Brandon Dalaly został jednym z około stu beta-testerów chipa VivoKey Apex, mikrourządzenia opartego na tzw. komunikacji bliskiego zasięgu nazywanej w skrócie NFC (ang. Near Field Communication). Technologia NFC używana jest m.in. do przeprowadzania płatności mobilnych w aplikacjach takich jak Apple Pay. Firma, która wprowadziła VivoKey Apex, zapewniła użytkownikom podskórnego chipu dostęp do wielu aplikacji. Ta, po którą sięgnął Dalaly, zastępuje mu kluczyk do samochodu.

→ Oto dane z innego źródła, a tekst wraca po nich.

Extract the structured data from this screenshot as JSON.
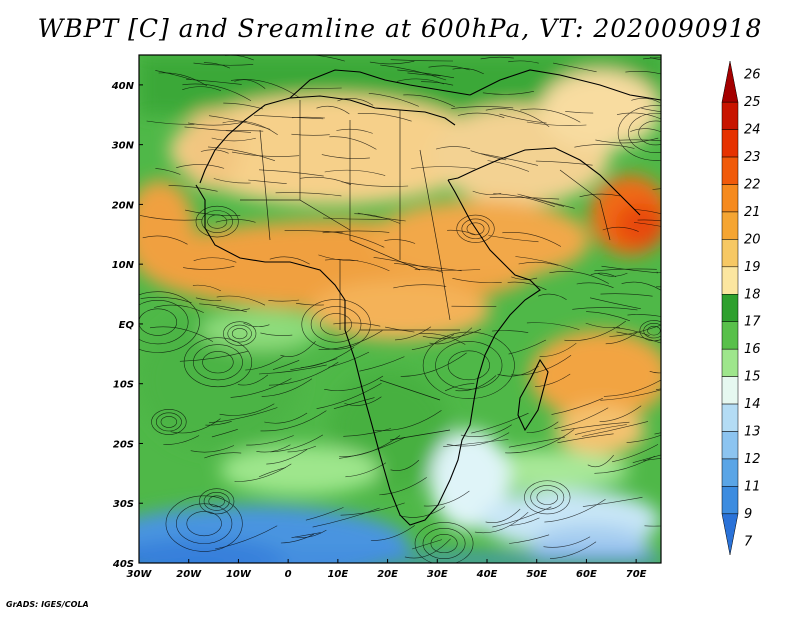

Jak napisał Dalaly w swoim tweecie, oznaczając w nim samego Elona Muska, "w końcu postanowiłem wziąć problemy z kluczykami w swoje ręce". W opublikowanym wideo entuzjasta nowinek technologicznych relacjonuje najpierw, w jaki sposób chip wszczepiany jest pod skórę. Następnie pokazuje on urządzenie "w akcji", otwierając i zamykając swoją Teslę przy użyciu zewnętrznej części dłoni.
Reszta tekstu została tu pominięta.